Another week has passed and you must wonder what I've been up to. Well, for those of you not on Facebook with me, too, I've been awfully sick with AMOEBAS.

http://www.ehow.com/about_5154250_amoebic-dysentery-disease.html


Gross, huh? Went to the Bolivian ER on Thursday night, a week ago now, got an IV which hung directly above my head in a scary, twisty metal thing. Friday went and had a bunch of tests, including this impatient nurse stabbing me:


  Not sure how long I've had 'em, but I do now know they're all dead and gone after a few days of antibiotics and drinking nasty electrolyte-replenishing "juice" packs. (After which I was told I could have drank 3 Powerades for every one of those most-nasty-things-I've-ever-consumed-packs).
I'm feeling a lot better now, just really tired and easily tuckered out. One more visit (hopefully) to the doctor tonight and hopefully she'll tell me I'm all set to enjoy Canadian Thanksgiving on Saturday. (I've been eating lots of rice and soup and Jello and crackers. For a week straight. Boring!) Today I got to have soy-meat with CHEESE on my rice! With toast! Woo! Exciting.

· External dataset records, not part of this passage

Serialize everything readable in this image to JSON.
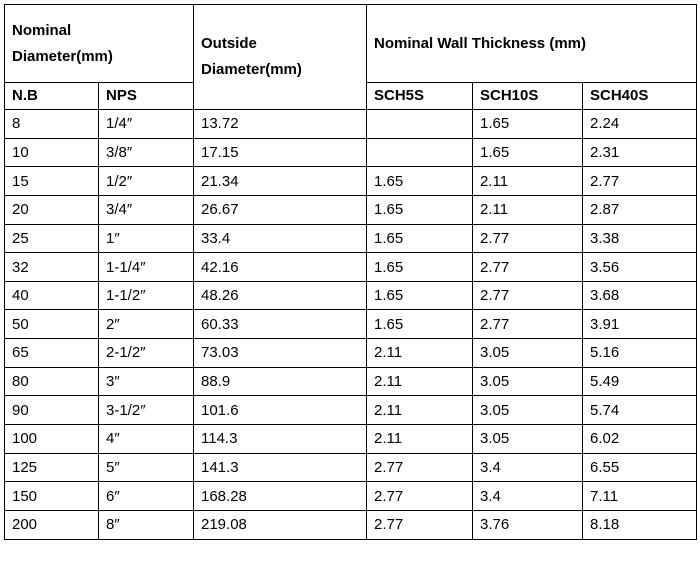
{
  "table": {
    "header": {
      "group_nominal": "Nominal Diameter(mm)",
      "outside": "Outside Diameter(mm)",
      "group_wall": "Nominal Wall Thickness (mm)",
      "columns": [
        "N.B",
        "NPS",
        "SCH5S",
        "SCH10S",
        "SCH40S"
      ]
    },
    "rows": [
      [
        "8",
        "1/4″",
        "13.72",
        null,
        "1.65",
        "2.24"
      ],
      [
        "10",
        "3/8″",
        "17.15",
        null,
        "1.65",
        "2.31"
      ],
      [
        "15",
        "1/2″",
        "21.34",
        "1.65",
        "2.11",
        "2.77"
      ],
      [
        "20",
        "3/4″",
        "26.67",
        "1.65",
        "2.11",
        "2.87"
      ],
      [
        "25",
        "1″",
        "33.4",
        "1.65",
        "2.77",
        "3.38"
      ],
      [
        "32",
        "1-1/4″",
        "42.16",
        "1.65",
        "2.77",
        "3.56"
      ],
      [
        "40",
        "1-1/2″",
        "48.26",
        "1.65",
        "2.77",
        "3.68"
      ],
      [
        "50",
        "2″",
        "60.33",
        "1.65",
        "2.77",
        "3.91"
      ],
      [
        "65",
        "2-1/2″",
        "73.03",
        "2.11",
        "3.05",
        "5.16"
      ],
      [
        "80",
        "3″",
        "88.9",
        "2.11",
        "3.05",
        "5.49"
      ],
      [
        "90",
        "3-1/2″",
        "101.6",
        "2.11",
        "3.05",
        "5.74"
      ],
      [
        "100",
        "4″",
        "114.3",
        "2.11",
        "3.05",
        "6.02"
      ],
      [
        "125",
        "5″",
        "141.3",
        "2.77",
        "3.4",
        "6.55"
      ],
      [
        "150",
        "6″",
        "168.28",
        "2.77",
        "3.4",
        "7.11"
      ],
      [
        "200",
        "8″",
        "219.08",
        "2.77",
        "3.76",
        "8.18"
      ]
    ]
  }
}
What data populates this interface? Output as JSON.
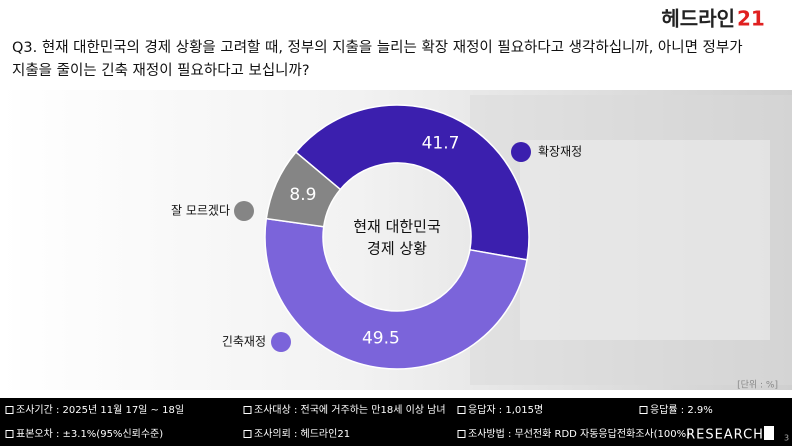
{
  "brand": {
    "name": "헤드라인",
    "number": "21"
  },
  "chart_data": {
    "type": "donut",
    "title": [
      "Q3. 현재 대한민국의 경제 상황을 고려할 때, 정부의 지출을 늘리는 확장 재정이 필요하다고 생각하십니까, 아니면 정부가",
      "지출을 줄이는 긴축 재정이 필요하다고 보십니까?"
    ],
    "center_label": [
      "현재 대한민국",
      "경제 상황"
    ],
    "categories": [
      "확장재정",
      "긴축재정",
      "잘 모르겠다"
    ],
    "values": [
      41.7,
      49.5,
      8.9
    ],
    "colors": [
      "#3b1fae",
      "#7b64da",
      "#858585"
    ],
    "unit_note": "[단위 : %]"
  },
  "footer": {
    "items": [
      "조사기간 : 2025년 11월 17일 ~ 18일",
      "조사대상 : 전국에 거주하는 만18세 이상 남녀",
      "응답자 : 1,015명",
      "응답률 : 2.9%",
      "표본오차 : ±3.1%(95%신뢰수준)",
      "조사의뢰 : 헤드라인21",
      "조사방법 : 무선전화 RDD 자동응답전화조사(100%)"
    ],
    "logo": "RESEARCH",
    "page": "3"
  }
}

I also get to go pick up my visa from Immigration this afternoon. After paying the fines for being illegal, I will once again be legal for a month more, through a "courtesy visa". And hopefully within this time I'll get my real visa that we applied for before I even arrived to Bolivia! (We shouldn't have had to pay any fines, because it's the government/embassy's fault that I'm even illegal in the first place. They shouldn't be taking this long to put a friggin stamp on a piece of paper! Three months!)

Tomorrow will be my first day back working in a week, but I'm not working at Vivo. Tomorrow is another Sustainable Bolivia volunteer work day, and this time it will be at Cochabamba's Natural History Museum. We'll be building a frog pond and habitat out back, as they are doing research on frogs from La Paz that live completely under water in Lake Titicaca and why they are dying out. They haven't been able to successfully replicate the conditions in Lake Titicaca elsewhere, to simulate reproduction, but we're going to build a habitat for the frogs they do have left and to teach locals (kids mostly, in Cochabamba) about the importance of keeping Bolivia's scarce water sources clean and not hunting the frogs for superstitious "medical" purposes.